From: Petr Vorel <pvorel@suse.cz>
To: Martin Doucha <mdoucha@suse.cz>
Cc: ltp@lists.linux.it
Subject: Re: [LTP] [PATCH v3 4/4] Add test for CVE 2023-31248
Date: Tue, 21 Nov 2023 14:19:38 +0100 [thread overview]
Message-ID: <20231121131938.GA121089@pevik> (raw)

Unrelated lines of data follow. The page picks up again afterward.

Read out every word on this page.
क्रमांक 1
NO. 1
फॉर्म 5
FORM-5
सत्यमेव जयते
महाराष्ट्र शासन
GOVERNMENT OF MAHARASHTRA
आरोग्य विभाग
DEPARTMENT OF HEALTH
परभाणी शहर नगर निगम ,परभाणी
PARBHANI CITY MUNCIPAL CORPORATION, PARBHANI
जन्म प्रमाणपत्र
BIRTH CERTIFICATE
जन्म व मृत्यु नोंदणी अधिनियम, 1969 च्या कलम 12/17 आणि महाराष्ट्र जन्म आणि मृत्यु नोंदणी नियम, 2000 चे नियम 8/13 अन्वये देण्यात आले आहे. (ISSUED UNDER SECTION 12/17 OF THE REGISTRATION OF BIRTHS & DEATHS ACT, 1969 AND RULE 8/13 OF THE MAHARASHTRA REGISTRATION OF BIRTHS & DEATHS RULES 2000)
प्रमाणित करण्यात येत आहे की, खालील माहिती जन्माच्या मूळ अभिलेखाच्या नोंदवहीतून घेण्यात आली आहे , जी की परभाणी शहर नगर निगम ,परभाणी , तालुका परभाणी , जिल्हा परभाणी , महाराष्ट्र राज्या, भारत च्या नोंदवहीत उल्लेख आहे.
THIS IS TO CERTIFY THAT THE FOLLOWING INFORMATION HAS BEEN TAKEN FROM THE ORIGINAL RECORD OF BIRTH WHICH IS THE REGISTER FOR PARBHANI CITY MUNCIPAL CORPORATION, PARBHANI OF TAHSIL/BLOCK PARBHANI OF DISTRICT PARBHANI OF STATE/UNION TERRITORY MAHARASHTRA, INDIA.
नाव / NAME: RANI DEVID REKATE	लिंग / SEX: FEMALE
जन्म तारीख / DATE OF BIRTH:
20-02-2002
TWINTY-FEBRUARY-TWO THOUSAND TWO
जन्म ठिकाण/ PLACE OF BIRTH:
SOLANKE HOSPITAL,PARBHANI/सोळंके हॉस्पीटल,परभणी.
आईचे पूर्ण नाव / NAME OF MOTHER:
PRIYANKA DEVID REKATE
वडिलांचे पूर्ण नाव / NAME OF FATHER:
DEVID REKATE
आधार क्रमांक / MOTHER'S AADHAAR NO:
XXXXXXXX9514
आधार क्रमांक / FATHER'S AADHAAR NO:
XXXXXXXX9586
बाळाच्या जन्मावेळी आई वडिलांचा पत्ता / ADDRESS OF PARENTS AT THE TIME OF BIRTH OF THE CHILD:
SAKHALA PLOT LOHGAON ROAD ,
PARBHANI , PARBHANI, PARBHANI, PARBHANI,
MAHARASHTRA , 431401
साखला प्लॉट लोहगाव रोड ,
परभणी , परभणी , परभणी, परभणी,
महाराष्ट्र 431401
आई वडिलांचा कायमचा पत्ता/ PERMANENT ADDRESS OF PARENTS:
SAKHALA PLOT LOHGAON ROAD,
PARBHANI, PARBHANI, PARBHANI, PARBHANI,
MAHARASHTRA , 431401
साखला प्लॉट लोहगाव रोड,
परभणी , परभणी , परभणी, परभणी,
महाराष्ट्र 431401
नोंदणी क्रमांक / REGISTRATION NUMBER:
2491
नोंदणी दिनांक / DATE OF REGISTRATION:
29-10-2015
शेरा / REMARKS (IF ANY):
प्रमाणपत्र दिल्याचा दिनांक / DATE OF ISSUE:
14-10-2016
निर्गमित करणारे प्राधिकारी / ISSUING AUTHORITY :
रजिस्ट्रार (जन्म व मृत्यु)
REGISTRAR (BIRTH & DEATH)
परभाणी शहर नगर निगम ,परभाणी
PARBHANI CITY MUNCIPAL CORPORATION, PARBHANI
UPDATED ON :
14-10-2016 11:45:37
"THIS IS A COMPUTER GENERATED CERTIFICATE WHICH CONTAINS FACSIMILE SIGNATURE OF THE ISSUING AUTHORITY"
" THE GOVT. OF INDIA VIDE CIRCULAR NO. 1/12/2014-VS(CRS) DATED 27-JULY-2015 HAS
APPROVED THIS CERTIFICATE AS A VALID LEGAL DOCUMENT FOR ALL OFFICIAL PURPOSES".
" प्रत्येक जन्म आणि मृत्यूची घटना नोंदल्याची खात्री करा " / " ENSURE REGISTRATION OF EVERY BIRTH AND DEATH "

In-Reply-To: <20231116164723.4012-5-mdoucha@suse.cz>
Hi Martin, Souta,
nice work, few very minor nits below.
> Fixes #1058
> Signed-off-by: Martin Doucha <mdoucha@suse.cz>
> Co-Developed-by: Souta Kawahara <souta.kawahara@miraclelinux.com>
> ---
> Changes since v1: New patch
> Changes since v2:
> - Use netfilter GOTO rule jumping into the deleted chain
> - Check for ENOENT error instead of kernel taint
> The test does not use any external utilities so I've decided not to add it
> to the net.tcp_cmds runfile.
Sure.
> runtest/cve | 1 +
> testcases/network/iptables/.gitignore | 1 +
> testcases/network/iptables/Makefile | 2 +-
> testcases/network/iptables/nft02.c | 213 ++++++++++++++++++++++++++
> 4 files changed, 216 insertions(+), 1 deletion(-)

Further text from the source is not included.